Kopin, along with the University of California at San Diego and Rockwell Science Center, presented a joint paper at last week's International Conference on Compound Semiconductor Manufacturing Technology in Las Vegas. The technical paper reported that:
GAIN HBTs with active carbon doping levels of 4x1019/cc have demonstrated DC current gains greater than 60 for base sheet resistance of 300 ohms per square--twice the amount previously obtained;RF performance levels were achieved with peak current-gain cutoff frequency (ft) and maximum frequency of oscillation (fmax) exceeding 70 GHz;
Greater temperature stability had been achieved compared to HBTs fabricated in InGaP/GaAs and AlGaAs/GaAs compounds; and,
Preliminary results suggest that the offset voltage can be minimized to achieve maximizing power amplifier efficiency.

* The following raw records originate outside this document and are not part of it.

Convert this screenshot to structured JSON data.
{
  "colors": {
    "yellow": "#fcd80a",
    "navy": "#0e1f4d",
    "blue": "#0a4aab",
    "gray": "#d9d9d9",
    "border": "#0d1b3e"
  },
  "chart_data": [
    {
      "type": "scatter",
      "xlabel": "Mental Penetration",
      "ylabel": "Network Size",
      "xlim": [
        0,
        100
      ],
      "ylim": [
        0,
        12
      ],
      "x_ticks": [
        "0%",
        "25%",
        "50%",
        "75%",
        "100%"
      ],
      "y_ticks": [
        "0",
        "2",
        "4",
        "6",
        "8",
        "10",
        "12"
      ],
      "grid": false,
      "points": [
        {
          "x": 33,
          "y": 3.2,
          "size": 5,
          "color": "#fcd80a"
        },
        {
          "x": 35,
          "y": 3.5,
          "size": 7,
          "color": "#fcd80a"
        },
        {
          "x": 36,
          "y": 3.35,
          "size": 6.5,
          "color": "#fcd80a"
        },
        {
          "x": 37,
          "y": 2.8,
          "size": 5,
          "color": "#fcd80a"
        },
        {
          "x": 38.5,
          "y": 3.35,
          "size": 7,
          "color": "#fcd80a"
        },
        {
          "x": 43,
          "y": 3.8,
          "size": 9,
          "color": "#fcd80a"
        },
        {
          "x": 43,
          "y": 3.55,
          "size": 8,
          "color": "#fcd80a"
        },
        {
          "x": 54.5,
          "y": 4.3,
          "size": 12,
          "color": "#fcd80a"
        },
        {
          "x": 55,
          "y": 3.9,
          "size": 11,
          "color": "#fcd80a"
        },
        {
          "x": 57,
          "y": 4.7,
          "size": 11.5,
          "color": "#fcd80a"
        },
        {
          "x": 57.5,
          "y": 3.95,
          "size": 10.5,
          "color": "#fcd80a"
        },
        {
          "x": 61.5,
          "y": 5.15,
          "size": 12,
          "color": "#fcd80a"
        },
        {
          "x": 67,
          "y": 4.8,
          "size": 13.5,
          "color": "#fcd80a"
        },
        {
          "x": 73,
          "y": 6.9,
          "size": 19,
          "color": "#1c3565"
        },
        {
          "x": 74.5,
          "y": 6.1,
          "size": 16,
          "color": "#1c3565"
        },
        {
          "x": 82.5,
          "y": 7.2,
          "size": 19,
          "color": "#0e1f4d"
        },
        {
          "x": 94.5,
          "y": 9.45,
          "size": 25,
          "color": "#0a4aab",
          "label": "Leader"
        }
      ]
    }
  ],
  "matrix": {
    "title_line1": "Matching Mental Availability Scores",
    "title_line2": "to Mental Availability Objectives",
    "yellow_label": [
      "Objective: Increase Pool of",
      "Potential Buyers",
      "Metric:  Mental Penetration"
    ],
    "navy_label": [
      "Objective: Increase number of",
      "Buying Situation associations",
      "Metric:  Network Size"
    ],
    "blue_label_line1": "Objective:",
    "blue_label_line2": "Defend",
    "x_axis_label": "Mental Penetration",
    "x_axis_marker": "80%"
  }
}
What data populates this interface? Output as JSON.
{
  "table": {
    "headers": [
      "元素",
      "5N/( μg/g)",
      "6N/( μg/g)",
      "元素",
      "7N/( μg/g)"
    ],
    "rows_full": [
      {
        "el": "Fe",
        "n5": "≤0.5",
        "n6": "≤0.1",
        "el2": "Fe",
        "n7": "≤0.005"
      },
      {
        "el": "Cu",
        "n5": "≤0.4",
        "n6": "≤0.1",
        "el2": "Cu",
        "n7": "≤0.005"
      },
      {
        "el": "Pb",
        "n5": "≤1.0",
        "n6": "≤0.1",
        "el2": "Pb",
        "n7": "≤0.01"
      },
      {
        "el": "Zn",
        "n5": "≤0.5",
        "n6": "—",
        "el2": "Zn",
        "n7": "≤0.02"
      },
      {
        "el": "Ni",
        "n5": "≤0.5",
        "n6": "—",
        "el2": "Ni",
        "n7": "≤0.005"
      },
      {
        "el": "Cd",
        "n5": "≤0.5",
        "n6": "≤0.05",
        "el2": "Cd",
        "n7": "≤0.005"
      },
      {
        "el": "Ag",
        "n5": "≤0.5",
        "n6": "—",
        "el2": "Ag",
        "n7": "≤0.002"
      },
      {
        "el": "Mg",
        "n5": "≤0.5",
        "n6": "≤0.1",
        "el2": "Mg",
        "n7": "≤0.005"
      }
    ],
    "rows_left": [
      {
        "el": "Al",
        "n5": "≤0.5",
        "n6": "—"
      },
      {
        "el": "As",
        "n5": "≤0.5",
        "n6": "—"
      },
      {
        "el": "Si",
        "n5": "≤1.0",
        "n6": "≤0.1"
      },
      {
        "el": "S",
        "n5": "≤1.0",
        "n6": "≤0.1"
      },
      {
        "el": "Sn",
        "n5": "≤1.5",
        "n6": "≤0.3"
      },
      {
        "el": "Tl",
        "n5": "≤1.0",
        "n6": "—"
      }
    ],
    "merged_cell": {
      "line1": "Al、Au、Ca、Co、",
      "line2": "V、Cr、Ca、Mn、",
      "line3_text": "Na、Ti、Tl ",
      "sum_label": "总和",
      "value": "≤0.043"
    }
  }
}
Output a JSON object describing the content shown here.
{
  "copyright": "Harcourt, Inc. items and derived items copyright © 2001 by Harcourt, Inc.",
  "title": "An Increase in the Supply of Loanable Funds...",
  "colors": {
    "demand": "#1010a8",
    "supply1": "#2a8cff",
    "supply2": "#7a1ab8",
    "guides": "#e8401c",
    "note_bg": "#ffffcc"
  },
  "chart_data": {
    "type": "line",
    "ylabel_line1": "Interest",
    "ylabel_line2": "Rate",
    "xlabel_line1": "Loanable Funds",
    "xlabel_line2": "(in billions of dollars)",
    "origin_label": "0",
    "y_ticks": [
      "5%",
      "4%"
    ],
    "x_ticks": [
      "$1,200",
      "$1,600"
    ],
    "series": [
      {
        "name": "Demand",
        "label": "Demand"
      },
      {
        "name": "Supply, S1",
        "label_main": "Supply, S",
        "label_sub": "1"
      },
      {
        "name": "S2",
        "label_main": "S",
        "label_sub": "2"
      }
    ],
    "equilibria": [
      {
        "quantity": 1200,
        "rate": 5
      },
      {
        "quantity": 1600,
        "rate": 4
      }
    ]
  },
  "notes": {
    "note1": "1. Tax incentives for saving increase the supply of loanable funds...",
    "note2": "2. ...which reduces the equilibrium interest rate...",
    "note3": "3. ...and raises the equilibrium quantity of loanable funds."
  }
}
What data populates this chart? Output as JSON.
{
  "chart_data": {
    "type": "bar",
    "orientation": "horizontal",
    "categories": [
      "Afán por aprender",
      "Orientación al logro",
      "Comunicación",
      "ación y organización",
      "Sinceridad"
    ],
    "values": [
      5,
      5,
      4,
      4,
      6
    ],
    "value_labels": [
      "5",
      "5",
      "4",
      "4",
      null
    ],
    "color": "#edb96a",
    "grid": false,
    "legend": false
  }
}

Last week, Kopin said InP-based HBTs had achieved record DC current gains and RF performance as well. These HBTs have been designed for ultra high-speed circuits (see May 21 story).
"From the standpoint of performance characteristics, these GaAs-based GAIN HBTs offer some of the advantages of our recently announced InP-based HBTs, but on a much lower cost GaAs platform and on 6-inch wafers, since InP wafers are still not available in 6-inch sizes," Fan said. "As with our InP-based HBTs, these GAIN transistors are grown in our standard production organometallic chemical vapor deposition (OMCVD) production systems, allowing immediate transition to volume production. Together with InP-based HBTs, these GAIN HBTs represent the second generation of HBT products."